Green Family Lecture Series, Public Lecture: “Randomness and Pseudorandomness” by Avi Wigderson

May 19, 2014

The Speaker

Avi Wigderson is Professor of Mathematics at the Institute for Advanced Study (Princeton), where he leads the Institute’s Computer Science and Discrete Math Program. He received his Ph.D. in computer science in 1983 from Princeton University. During 1986-2001 he held a permanent position at the Hebrew University Computer Science Institute and served as chair from 1992-95. Wigderson has held visiting positions at UC Berkeley, IBM Research, the Mathematical Sciences Research Institute, and the Institute for Advanced Study. He was an invited speaker at the International Congress of Mathematicians on two occasions, and was awarded the Nevanlinna Prize for outstanding contributions in mathematical aspects of information sciences in 1994. He gave the AMS Gibbs Lectures and received the AMS Conant Prize for mathematical exposition in 2008, and received the Gödel Prize, which recognizes outstanding papers in theoretical computer science, in 2009. Wigderson was elected to the American Academy of Arts and Sciences in 2011, and to the National Academy of Sciences in 2013.
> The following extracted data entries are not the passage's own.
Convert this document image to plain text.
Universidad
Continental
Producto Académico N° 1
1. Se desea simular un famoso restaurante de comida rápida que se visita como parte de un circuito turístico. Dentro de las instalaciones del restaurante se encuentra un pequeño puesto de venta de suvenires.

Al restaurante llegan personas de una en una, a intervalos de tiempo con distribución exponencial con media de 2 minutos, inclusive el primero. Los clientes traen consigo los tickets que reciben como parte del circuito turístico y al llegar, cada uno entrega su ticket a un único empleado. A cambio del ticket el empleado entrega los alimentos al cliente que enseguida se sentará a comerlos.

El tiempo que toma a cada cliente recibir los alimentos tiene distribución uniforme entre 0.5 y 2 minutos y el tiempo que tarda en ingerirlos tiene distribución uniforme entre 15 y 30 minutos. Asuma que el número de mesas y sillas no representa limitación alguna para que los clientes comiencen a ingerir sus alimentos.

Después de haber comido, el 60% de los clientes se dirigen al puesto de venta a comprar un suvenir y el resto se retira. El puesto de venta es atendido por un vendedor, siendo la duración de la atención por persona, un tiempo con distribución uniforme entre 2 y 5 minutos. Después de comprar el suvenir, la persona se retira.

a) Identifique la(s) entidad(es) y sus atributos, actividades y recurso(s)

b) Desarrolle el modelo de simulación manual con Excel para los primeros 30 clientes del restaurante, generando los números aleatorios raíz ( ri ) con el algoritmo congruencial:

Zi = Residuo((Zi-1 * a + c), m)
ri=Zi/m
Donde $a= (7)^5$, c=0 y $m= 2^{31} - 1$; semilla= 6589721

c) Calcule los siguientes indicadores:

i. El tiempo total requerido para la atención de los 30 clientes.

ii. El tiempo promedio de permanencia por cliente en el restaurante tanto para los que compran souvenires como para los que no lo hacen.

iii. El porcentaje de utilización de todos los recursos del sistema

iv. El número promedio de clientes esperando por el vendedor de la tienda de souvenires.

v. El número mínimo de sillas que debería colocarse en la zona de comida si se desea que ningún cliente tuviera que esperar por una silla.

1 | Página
Avi Wigderson works in the Theory of Computation, a field which studies the mathematical foundations of computer science. He is interested in the broad aspects of this exciting and rapidly developing field, including algorithms, Boolean and arithmetic circuit complexity, communication and proof complexity, cryptography, randomness, as well as the interactions of the field with other sciences including mathematics, physics, biology and economics.